Assassination Attempt on Mahmoud Ahmadinejad May Have Helped Him Escape Regime Control

A joint U.S.–Israeli strike at the opening of the war with Iran that was widely believed to have killed former Iranian president Mahmoud Ahmadinejad may have had the opposite effect—allowing him to escape from tight regime control and disappear underground, according to reports citing people close to the former leader.

Associates of Ahmadinejad told reporters that he is still alive, contradicting early claims that he had been killed during the opening barrage of Operation Roaring Lion and Operation Epic Fury.

According to those accounts, the strike hit near Ahmadinejad’s residence in the Narmak neighborhood of northeast Tehran. The explosion killed several members of his security detail and created the chaos that enabled Ahmadinejad and his family to flee the area and go into hiding.

The unusual turn of events has been described by his associates as a kind of accidental “jailbreak” that freed the controversial former president from the surveillance and restrictions imposed on him by Iran’s ruling establishment.

For months before the war, Ahmadinejad’s movements had been tightly monitored by the regime. Following massive anti-government protests in January—during which tens of thousands of demonstrators were reportedly killed—authorities tightened control over the former president.

His phones were confiscated, and the number of bodyguards stationed around him was increased dramatically, reportedly rising to around 50 personnel tasked with monitoring his movements.

The February strike shattered that security cordon. In the aftermath of the blast, Ahmadinejad vanished. According to reports, Iranian authorities no longer know his whereabouts.
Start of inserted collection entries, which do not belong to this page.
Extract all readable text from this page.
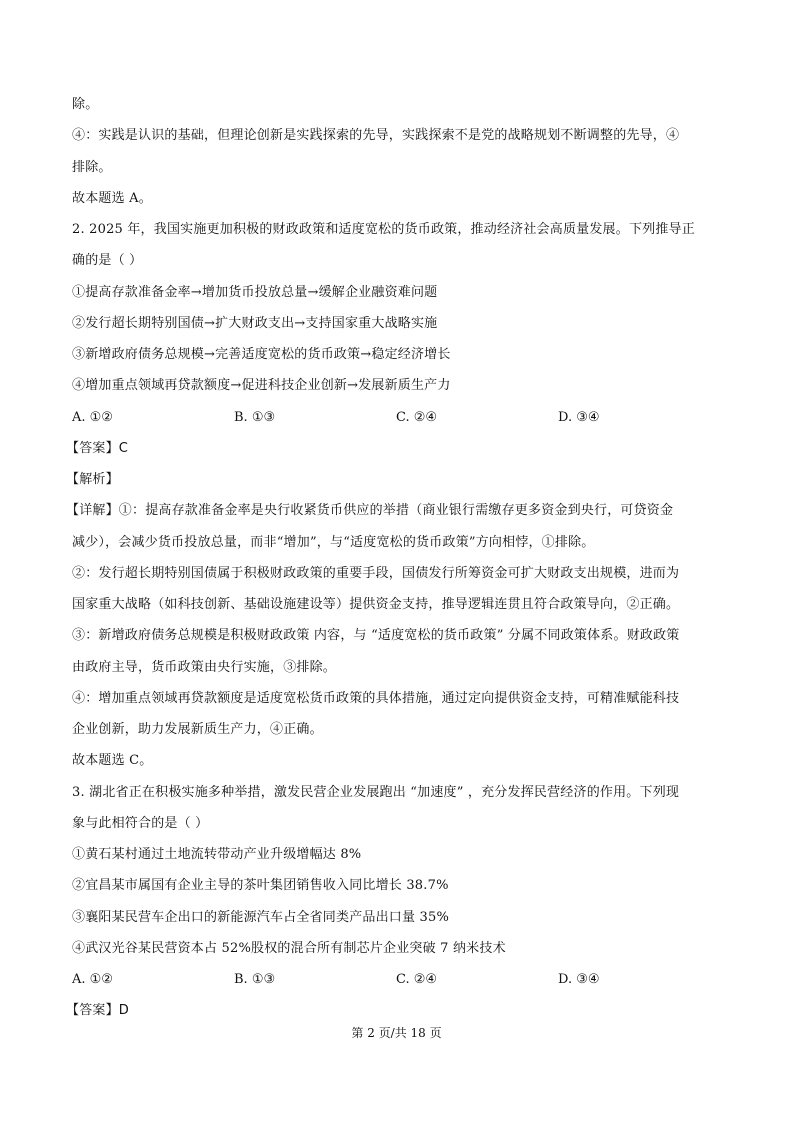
除。
④：实践是认识的基础，但理论创新是实践探索的先导，实践探索不是党的战略规划不断调整的先导，④
排除。
故本题选 A。
2. 2025 年，我国实施更加积极的财政政策和适度宽松的货币政策，推动经济社会高质量发展。下列推导正
确的是（ ）
①提高存款准备金率→增加货币投放总量→缓解企业融资难问题
②发行超长期特别国债→扩大财政支出→支持国家重大战略实施
③新增政府债务总规模→完善适度宽松的货币政策→稳定经济增长
④增加重点领域再贷款额度→促进科技企业创新→发展新质生产力
A. ①②	B. ①③	C. ②④	D. ③④
【答案】C
【解析】
【详解】①：提高存款准备金率是央行收紧货币供应的举措（商业银行需缴存更多资金到央行，可贷资金
减少），会减少货币投放总量，而非“增加”，与“适度宽松的货币政策”方向相悖，①排除。
②：发行超长期特别国债属于积极财政政策的重要手段，国债发行所筹资金可扩大财政支出规模，进而为
国家重大战略（如科技创新、基础设施建设等）提供资金支持，推导逻辑连贯且符合政策导向，②正确。
③：新增政府债务总规模是积极财政政策 内容，与 “适度宽松的货币政策” 分属不同政策体系。财政政策
由政府主导，货币政策由央行实施，③排除。
④：增加重点领域再贷款额度是适度宽松货币政策的具体措施，通过定向提供资金支持，可精准赋能科技
企业创新，助力发展新质生产力，④正确。
故本题选 C。
3. 湖北省正在积极实施多种举措，激发民营企业发展跑出 “加速度” ，充分发挥民营经济的作用。下列现
象与此相符合的是（ ）
①黄石某村通过土地流转带动产业升级增幅达 8%
②宜昌某市属国有企业主导的茶叶集团销售收入同比增长 38.7%
③襄阳某民营车企出口的新能源汽车占全省同类产品出口量 35%
④武汉光谷某民营资本占 52%股权的混合所有制芯片企业突破 7 纳米技术
A. ①②	B. ①③	C. ②④	D. ③④
【答案】D
第 2 页/共 18 页
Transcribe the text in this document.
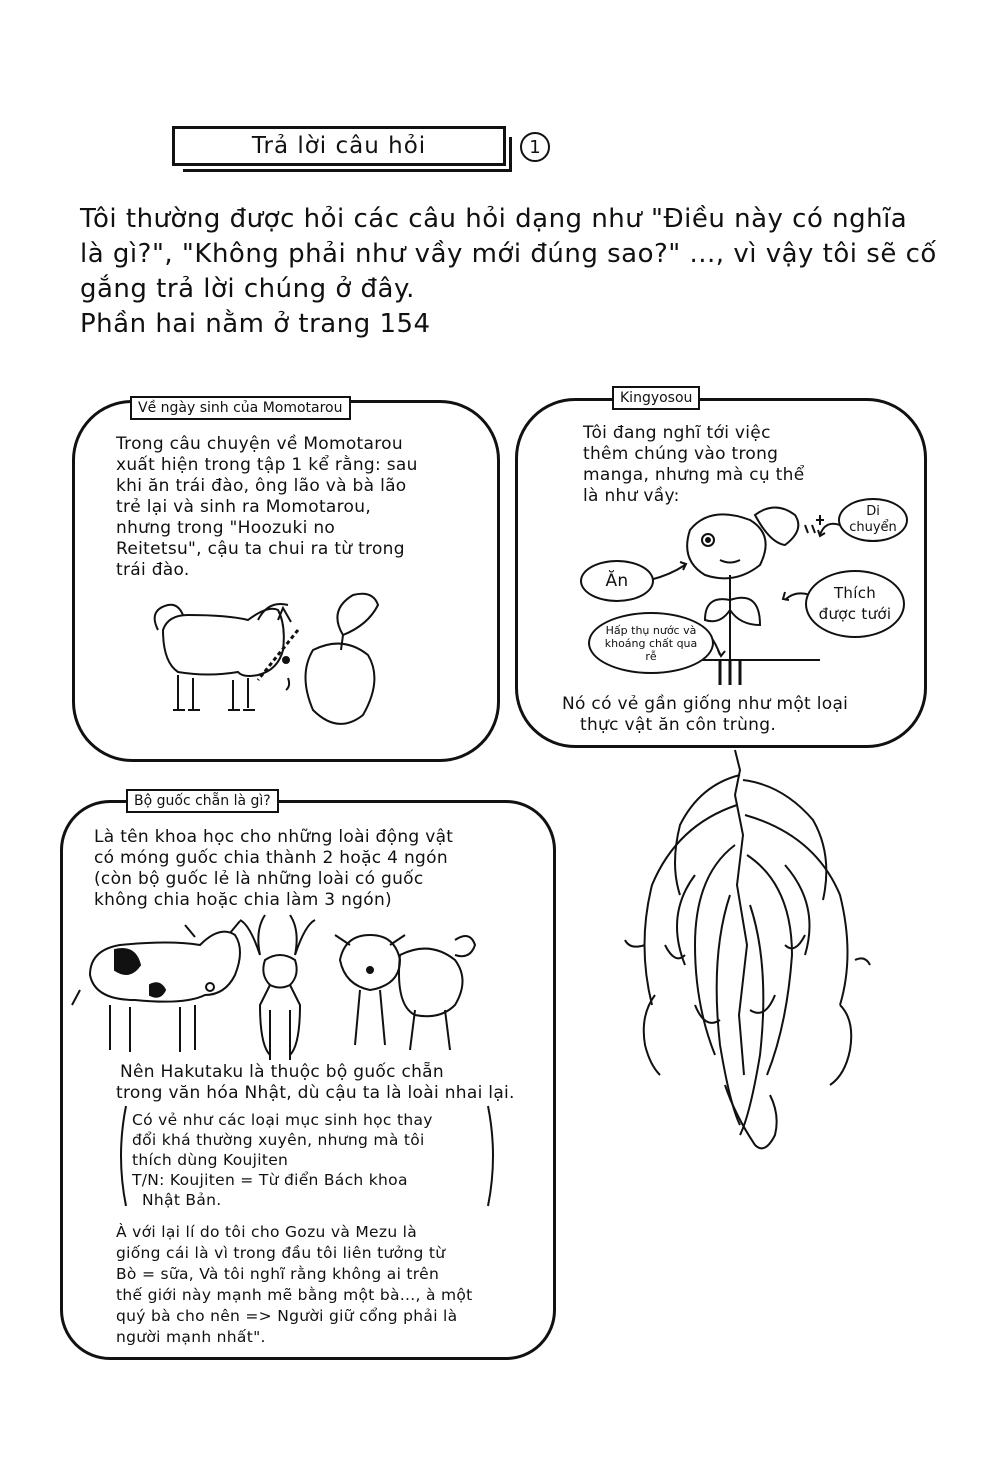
Trả lời câu hỏi	1
Tôi thường được hỏi các câu hỏi dạng như "Điều này có nghĩa
là gì?", "Không phải như vầy mới đúng sao?" ..., vì vậy tôi sẽ cố
gắng trả lời chúng ở đây.
Phần hai nằm ở trang 154
Về ngày sinh của Momotarou
Trong câu chuyện về Momotarou
xuất hiện trong tập 1 kể rằng: sau
khi ăn trái đào, ông lão và bà lão
trẻ lại và sinh ra Momotarou,
nhưng trong "Hoozuki no
Reitetsu", cậu ta chui ra từ trong
trái đào.
Kingyosou
Tôi đang nghĩ tới việc
thêm chúng vào trong
manga, nhưng mà cụ thể
là như vầy:
Di chuyển
Ăn
Thích được tưới
Hấp thụ nước và khoáng chất qua rễ
Nó có vẻ gần giống như một loại
thực vật ăn côn trùng.
Bộ guốc chẵn là gì?
Là tên khoa học cho những loài động vật
có móng guốc chia thành 2 hoặc 4 ngón
(còn bộ guốc lẻ là những loài có guốc
không chia hoặc chia làm 3 ngón)
Nên Hakutaku là thuộc bộ guốc chẵn
trong văn hóa Nhật, dù cậu ta là loài nhai lại.
Có vẻ như các loại mục sinh học thay
đổi khá thường xuyên, nhưng mà tôi
thích dùng Koujiten
T/N: Koujiten = Từ điển Bách khoa
Nhật Bản.
À với lại lí do tôi cho Gozu và Mezu là
giống cái là vì trong đầu tôi liên tưởng từ
Bò = sữa, Và tôi nghĩ rằng không ai trên
thế giới này mạnh mẽ bằng một bà..., à một
quý bà cho nên => Người giữ cổng phải là
người mạnh nhất".
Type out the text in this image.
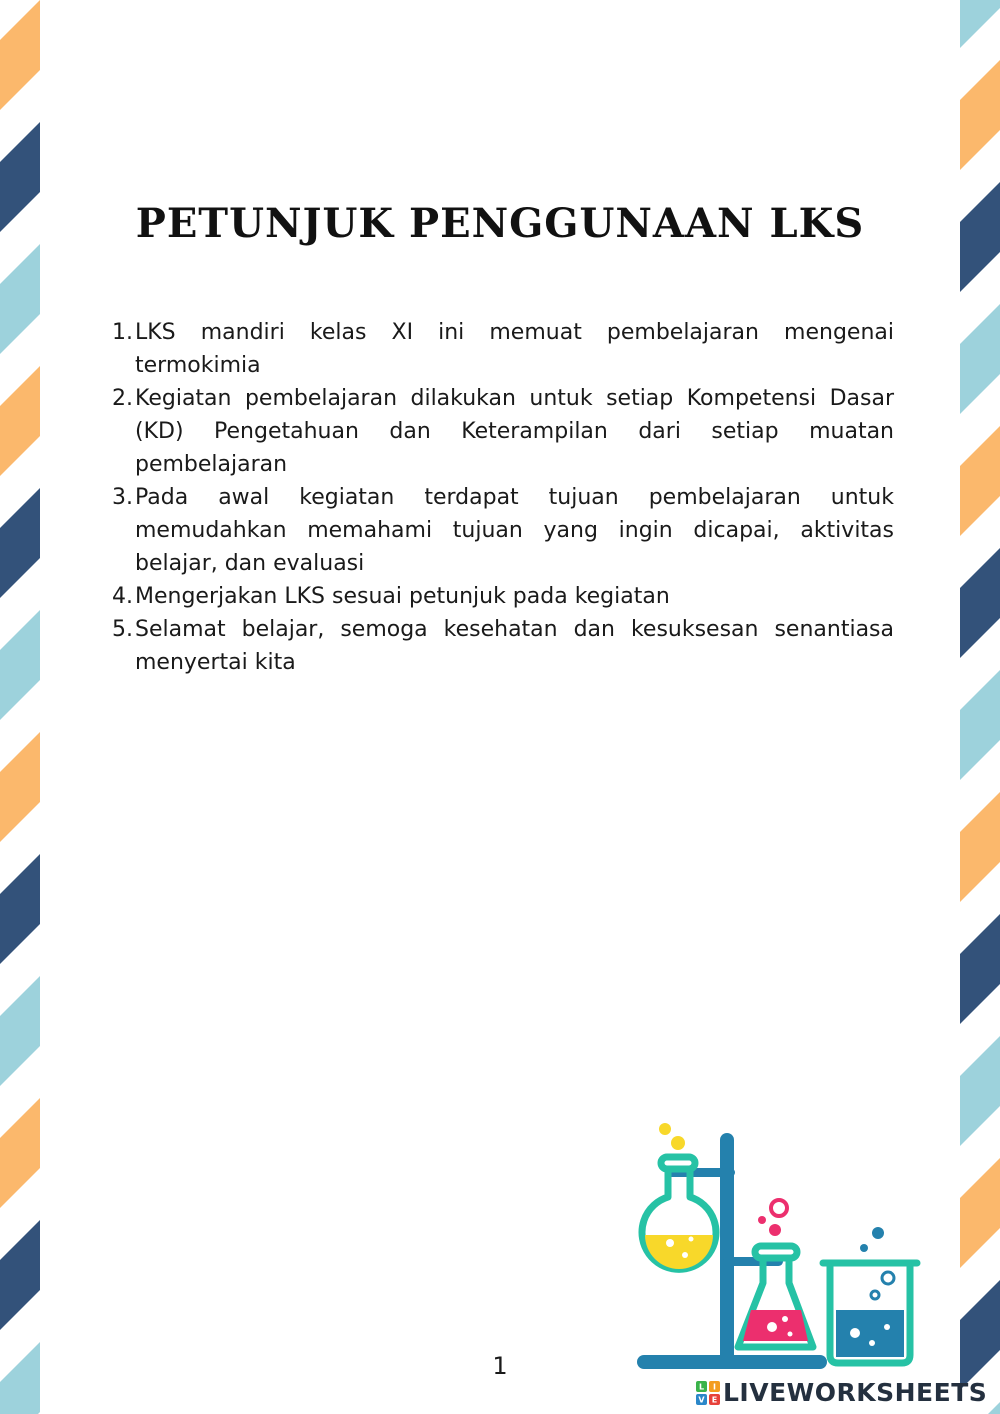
PETUNJUK PENGGUNAAN LKS
1. LKS mandiri kelas XI ini memuat pembelajaran mengenai termokimia
2. Kegiatan pembelajaran dilakukan untuk setiap Kompetensi Dasar (KD) Pengetahuan dan Keterampilan dari setiap muatan pembelajaran
3. Pada awal kegiatan terdapat tujuan pembelajaran untuk memudahkan memahami tujuan yang ingin dicapai, aktivitas belajar, dan evaluasi
4. Mengerjakan LKS sesuai petunjuk pada kegiatan
5. Selamat belajar, semoga kesehatan dan kesuksesan senantiasa menyertai kita
1
L I
V E LIVEWORKSHEETS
Since his disappearance, he has surfaced only briefly in public communications, including a message congratulating Mojtaba Khamenei on his rise to the position of Iran’s supreme leader.

Ahmadinejad, who served as Iran’s president from 2005 to 2013, has long had a turbulent relationship with the country’s ruling clerical establishment. Despite once being a prominent figure within the regime, he has repeatedly been barred from running for president again by Iran’s powerful Guardian Council—in 2017, 2021 and again in 2024.

Following his disqualification in 2017, Ahmadinejad increasingly positioned himself as a critic of Supreme Leader Ali Khamenei and elements of the Islamic Republic’s power structure.

Analysts say that uneasy relationship has made him a uniquely sensitive figure inside Iranian politics.

“Arresting Ahmadinejad could unsettle the regime,” Iran analyst Meir Javedanfar, who co-authored a biography of the former president, told The Atlantic. “He knows a hell of a lot about it.”